In an interview with the Financial Times, Mester said that more rate increases may be necessary in order to eradicate what she described as "embedded" and "stubborn" U.S. inflationary pressures.
She told the FT that her thinking around the issue will be influenced by the latest nonfarm payrolls figures. Economists expect the report, which is due out on Friday, to show that the world's largest economy added 180,000 roles in May, down from 253,000 in the prior month.
Only extraordinary market volatility or some other shock to the financial system would support skipping a further rate rise, she also said to the FT. The debt ceiling deal forged last weekend removes one of these key sources of economic uncertainty, Mester added.

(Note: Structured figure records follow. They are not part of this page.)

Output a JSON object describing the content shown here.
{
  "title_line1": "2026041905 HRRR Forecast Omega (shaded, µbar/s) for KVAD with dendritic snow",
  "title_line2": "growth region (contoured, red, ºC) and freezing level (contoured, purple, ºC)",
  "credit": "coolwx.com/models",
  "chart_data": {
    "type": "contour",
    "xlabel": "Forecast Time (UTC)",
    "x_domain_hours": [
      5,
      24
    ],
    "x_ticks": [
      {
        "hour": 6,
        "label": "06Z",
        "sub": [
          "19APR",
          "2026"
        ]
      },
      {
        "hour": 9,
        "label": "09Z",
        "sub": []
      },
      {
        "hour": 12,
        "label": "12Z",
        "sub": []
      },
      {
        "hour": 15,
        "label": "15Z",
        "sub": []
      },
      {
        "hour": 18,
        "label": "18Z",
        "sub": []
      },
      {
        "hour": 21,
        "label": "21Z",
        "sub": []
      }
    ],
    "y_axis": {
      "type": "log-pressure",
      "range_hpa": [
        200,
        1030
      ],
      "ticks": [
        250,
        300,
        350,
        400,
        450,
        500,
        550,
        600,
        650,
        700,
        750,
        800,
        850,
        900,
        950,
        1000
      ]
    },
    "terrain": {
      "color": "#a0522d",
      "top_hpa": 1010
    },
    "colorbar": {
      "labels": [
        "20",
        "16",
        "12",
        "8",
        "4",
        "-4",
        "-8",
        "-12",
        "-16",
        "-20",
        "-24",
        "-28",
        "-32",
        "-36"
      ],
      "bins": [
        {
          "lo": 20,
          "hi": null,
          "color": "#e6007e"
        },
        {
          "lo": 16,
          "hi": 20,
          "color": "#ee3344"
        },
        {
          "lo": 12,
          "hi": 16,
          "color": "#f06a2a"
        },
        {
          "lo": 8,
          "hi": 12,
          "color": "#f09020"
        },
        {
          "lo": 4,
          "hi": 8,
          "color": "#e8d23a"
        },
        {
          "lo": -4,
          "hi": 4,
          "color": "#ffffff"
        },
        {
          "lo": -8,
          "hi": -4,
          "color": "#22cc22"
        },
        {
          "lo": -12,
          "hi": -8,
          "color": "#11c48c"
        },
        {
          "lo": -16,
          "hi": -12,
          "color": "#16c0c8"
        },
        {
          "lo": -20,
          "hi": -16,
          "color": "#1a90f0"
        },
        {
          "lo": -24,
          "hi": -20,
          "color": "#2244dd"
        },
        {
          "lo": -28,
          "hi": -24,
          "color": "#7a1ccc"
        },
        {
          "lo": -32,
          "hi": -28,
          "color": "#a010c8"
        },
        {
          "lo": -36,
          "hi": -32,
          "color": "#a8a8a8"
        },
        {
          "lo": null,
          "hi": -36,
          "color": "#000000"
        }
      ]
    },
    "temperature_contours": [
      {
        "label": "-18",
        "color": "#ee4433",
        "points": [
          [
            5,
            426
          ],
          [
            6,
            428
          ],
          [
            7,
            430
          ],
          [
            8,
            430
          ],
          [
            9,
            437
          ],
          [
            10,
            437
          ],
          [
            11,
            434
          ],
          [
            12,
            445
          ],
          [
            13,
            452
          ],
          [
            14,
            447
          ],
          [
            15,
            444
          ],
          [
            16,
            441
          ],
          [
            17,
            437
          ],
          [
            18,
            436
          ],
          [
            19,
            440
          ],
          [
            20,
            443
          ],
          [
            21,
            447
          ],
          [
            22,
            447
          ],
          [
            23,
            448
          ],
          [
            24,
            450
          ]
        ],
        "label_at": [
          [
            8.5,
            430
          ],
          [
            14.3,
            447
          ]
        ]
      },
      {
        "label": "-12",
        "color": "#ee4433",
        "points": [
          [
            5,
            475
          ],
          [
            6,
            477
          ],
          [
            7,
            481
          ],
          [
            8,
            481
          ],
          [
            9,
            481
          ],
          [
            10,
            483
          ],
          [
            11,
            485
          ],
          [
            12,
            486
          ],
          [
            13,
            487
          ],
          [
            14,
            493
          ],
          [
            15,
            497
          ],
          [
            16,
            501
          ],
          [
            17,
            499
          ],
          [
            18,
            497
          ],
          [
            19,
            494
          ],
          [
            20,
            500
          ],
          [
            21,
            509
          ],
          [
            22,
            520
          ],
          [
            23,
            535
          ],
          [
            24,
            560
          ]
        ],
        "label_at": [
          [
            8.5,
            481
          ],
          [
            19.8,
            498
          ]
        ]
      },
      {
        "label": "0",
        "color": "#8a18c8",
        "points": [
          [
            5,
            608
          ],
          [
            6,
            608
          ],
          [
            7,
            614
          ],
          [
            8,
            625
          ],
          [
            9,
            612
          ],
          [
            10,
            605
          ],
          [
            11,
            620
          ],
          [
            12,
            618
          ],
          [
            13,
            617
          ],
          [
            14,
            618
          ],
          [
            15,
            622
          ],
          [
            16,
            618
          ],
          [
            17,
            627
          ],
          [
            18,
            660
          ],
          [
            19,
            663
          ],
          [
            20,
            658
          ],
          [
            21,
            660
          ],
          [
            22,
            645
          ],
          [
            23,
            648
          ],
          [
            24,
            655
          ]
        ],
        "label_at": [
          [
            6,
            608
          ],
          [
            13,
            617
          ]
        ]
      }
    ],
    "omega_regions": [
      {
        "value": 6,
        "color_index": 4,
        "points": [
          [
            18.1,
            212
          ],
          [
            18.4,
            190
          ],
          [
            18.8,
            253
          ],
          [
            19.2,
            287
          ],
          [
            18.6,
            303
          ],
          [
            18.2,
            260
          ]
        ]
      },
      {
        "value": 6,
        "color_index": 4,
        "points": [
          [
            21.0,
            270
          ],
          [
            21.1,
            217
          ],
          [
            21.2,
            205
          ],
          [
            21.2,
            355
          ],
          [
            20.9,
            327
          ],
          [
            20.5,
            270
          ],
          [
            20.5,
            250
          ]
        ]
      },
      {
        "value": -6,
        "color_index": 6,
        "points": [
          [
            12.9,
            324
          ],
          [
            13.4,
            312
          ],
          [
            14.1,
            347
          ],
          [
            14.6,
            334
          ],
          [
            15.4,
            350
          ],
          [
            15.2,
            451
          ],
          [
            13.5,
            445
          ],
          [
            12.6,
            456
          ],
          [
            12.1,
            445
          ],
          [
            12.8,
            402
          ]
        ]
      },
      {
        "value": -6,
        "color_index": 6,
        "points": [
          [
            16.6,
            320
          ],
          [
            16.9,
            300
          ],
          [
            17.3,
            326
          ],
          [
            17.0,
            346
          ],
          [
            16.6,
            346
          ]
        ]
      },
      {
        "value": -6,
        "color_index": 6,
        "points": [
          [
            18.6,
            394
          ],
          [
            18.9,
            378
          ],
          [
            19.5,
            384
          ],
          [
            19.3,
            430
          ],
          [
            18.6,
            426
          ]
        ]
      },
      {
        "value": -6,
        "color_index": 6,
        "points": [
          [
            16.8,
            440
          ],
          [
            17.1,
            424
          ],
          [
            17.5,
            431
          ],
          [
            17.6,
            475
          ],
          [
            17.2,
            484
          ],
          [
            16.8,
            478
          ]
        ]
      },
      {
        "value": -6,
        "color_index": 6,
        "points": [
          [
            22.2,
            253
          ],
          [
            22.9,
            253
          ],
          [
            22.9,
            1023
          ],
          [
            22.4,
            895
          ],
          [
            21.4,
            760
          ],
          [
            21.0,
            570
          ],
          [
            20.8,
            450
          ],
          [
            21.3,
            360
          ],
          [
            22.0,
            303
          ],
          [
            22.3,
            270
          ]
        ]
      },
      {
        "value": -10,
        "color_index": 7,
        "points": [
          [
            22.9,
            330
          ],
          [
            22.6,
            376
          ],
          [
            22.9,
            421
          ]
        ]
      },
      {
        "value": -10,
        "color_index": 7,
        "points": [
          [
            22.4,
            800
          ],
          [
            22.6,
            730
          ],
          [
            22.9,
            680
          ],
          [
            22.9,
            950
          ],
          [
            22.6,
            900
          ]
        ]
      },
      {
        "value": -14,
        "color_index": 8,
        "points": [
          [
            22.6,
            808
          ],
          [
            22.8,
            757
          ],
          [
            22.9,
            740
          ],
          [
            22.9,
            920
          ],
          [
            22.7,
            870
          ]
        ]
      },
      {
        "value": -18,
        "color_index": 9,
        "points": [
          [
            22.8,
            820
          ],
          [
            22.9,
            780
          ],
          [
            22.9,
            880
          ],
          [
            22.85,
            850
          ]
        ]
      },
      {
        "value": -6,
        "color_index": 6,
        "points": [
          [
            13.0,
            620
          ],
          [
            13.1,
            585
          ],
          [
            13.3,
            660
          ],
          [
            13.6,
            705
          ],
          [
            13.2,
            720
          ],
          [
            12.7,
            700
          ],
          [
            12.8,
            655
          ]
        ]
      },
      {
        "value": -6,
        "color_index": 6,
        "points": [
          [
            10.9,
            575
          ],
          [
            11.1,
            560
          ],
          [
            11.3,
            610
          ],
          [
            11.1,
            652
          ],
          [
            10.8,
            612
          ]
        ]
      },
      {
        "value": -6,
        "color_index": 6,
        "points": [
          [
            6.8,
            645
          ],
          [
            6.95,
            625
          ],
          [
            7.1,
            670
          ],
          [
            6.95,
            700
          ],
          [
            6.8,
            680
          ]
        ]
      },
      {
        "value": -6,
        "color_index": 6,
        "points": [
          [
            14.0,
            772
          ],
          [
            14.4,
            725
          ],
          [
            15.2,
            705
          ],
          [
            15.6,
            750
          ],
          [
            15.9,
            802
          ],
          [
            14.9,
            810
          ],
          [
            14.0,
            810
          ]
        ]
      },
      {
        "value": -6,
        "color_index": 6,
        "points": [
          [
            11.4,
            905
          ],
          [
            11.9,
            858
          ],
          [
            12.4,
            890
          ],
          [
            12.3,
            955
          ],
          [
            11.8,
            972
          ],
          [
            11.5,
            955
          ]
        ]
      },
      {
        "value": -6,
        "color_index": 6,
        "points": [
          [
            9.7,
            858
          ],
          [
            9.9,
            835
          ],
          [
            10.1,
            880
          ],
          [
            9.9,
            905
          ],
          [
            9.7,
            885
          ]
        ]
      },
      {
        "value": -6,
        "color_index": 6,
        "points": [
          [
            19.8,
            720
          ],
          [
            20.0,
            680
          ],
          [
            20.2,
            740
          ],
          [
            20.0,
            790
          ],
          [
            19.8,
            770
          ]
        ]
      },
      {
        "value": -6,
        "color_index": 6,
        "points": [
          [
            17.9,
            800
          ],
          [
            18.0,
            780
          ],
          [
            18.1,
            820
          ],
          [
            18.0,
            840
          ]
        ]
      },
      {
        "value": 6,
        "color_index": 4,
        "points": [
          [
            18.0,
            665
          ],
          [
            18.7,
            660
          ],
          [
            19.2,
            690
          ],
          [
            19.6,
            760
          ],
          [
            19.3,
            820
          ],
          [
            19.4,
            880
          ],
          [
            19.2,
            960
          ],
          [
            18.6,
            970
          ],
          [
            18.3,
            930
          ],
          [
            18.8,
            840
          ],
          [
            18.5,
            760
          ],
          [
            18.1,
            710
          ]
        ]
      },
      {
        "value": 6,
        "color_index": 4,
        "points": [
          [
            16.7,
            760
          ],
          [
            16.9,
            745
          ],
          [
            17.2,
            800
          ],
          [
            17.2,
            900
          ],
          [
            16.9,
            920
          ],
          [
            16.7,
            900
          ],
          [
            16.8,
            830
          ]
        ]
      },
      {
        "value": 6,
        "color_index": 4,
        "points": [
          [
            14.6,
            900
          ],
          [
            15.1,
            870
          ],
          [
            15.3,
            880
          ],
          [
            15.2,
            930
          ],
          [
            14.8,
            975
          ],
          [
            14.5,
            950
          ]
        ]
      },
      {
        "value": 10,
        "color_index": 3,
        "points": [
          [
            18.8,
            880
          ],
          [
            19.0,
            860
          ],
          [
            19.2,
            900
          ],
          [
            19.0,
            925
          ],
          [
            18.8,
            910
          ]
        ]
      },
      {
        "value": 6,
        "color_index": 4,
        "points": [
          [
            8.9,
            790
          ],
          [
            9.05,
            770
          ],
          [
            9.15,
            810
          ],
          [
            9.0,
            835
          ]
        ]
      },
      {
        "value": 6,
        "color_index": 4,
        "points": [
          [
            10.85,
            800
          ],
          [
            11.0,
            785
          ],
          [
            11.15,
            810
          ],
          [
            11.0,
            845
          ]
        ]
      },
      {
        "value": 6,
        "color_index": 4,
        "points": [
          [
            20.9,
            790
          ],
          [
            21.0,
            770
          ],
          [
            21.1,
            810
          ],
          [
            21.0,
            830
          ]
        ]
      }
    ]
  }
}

Her comments point to an ongoing debate within policymaking circles over whether the rate-setting Federal Open Market Committee should forego lifting borrowing costs at its two-day meeting beginning on June 13. At its last gathering earlier this month, the FOMC brought rates up to a range of 5% to 5.25% -- its tenth consecutive hike in just over a year.
Several of Mester's colleagues have also suggested that another rate rise could be in order next month. However, Fed chair Jerome Powell has hinted that a pause may be necessary, noting that turmoil in the financial services sector this year could slow down the economy to a point where the U.S. central bank does not need be as aggressive with its policy decisions.